Format shifting is allowed, but only for specific formats. And, of course, only if they have no TPM which would prevent format shifting. Which, I suppose, means you have to check and find out if your VHS tapes are Macrovision protected before you format shift them (since Macrovision is completely useless and never actually stops anyone from copying anything anyways, but whether the TPM works or not is immaterial in the eyes of the law).

Note also that trying to format shift old laser discs onto some more recent media would also be against the law.

effective TPM

Actually section 41(b) offers this definition:

“technological measure” means any effective technology, device or component that, in the ordinary course of its operation,

so if Macrovision could be shown to be ineffective, then it would not qualify as TPM. The question then becomes what is the definition of effective? It might take a few expensive lawsuits regarding DeCSS, Macrovision, and other methods to clarify that.

Effective for lawyers and judges, not technical people.

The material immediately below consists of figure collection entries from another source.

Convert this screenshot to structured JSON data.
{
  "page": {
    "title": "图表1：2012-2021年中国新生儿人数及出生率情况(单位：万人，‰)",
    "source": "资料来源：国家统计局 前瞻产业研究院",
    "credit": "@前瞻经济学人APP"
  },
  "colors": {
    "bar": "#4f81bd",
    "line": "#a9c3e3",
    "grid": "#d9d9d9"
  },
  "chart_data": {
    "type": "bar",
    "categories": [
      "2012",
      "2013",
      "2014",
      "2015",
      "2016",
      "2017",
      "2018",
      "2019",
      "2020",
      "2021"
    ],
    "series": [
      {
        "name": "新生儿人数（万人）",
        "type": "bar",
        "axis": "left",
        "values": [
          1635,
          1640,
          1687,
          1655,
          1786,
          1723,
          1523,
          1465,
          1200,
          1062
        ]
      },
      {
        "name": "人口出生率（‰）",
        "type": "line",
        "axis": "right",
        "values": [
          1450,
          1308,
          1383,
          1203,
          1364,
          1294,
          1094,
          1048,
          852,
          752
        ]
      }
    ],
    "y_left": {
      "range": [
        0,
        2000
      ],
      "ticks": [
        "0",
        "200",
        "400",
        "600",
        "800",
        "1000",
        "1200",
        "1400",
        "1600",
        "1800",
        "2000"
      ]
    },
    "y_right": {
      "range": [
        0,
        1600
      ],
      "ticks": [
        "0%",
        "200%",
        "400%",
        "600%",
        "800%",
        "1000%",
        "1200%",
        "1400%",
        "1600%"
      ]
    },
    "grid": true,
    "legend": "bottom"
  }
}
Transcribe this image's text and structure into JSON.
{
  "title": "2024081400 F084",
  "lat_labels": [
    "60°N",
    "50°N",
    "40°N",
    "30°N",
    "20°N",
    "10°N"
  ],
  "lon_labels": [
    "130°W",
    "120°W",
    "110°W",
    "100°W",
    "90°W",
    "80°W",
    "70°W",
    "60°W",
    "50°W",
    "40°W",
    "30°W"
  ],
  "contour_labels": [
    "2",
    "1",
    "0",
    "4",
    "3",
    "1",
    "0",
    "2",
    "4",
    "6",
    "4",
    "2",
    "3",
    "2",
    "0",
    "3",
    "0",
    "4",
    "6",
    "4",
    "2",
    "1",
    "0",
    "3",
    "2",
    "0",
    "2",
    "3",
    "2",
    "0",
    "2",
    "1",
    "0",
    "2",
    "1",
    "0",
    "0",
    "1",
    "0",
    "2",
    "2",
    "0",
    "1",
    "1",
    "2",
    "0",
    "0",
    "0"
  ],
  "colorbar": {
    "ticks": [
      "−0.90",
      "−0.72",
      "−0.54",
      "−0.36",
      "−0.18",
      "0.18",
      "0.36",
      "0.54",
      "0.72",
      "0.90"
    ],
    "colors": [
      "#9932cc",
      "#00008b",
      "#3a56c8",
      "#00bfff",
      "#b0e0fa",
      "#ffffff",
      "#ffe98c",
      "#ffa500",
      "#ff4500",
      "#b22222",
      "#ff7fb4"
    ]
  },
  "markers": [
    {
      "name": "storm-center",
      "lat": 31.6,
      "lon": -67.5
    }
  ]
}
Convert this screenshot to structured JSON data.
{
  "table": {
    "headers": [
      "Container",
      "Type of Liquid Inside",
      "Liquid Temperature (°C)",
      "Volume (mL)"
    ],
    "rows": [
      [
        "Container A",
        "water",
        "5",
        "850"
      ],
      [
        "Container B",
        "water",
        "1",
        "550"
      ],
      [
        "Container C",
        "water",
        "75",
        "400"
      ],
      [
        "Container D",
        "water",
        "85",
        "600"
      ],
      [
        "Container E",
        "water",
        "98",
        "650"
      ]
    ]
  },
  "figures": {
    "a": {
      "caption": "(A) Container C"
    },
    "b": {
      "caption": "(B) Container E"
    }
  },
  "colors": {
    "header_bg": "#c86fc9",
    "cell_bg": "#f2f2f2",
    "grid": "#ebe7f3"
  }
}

The fact is that no technical measure used to stop copyright infringement can ever be effective. The drafters of the NII bill in 1995, the WIPO treaties in 1996, the DMCA in 1998, and the CDMCA in 2005 and 2008 generally don't understand this technological fact.

The fact is that if you can view it in your home then the locked content and the unlocking key must be present in your home, and thus is not effective in stopping you form accessing the content.

What is scientifically true isn't all that relevant to this policy debate, only what non-technical people believe it true.


Free/Libre and Open Source Software (FLOSS) consultant.

Effective for lay persons

It does not need to be effective for lawyers, judges, or technical people. It only needs to be effective against most consumers. Hell even CSS is still effective against most people as most software and hardware is still licensed and respects the content coding, and it's been broken for many years now.

You missed a spot...

The additions to section 29 are not Fair Dealings-like limits to copyright, but entirely useless changing of the "default" situation when the specific use is not mentioned in a contract. Each of these non-exceptions include language such as the following:

(2) If the individual has downloaded the work or other subject-matter from the Internet and is bound by a contract that governs the extent to which the individual may reproduce the work or other subject-matter, the contract prevails over subsection (1) to the extent of any inconsistency between them.

I believe this is the fine print that we need to be exposing as it is seems to be a dishonest way for the government to claim that they have added some balance to this bill where none exists.


Free/Libre and Open Source Software (FLOSS) consultant.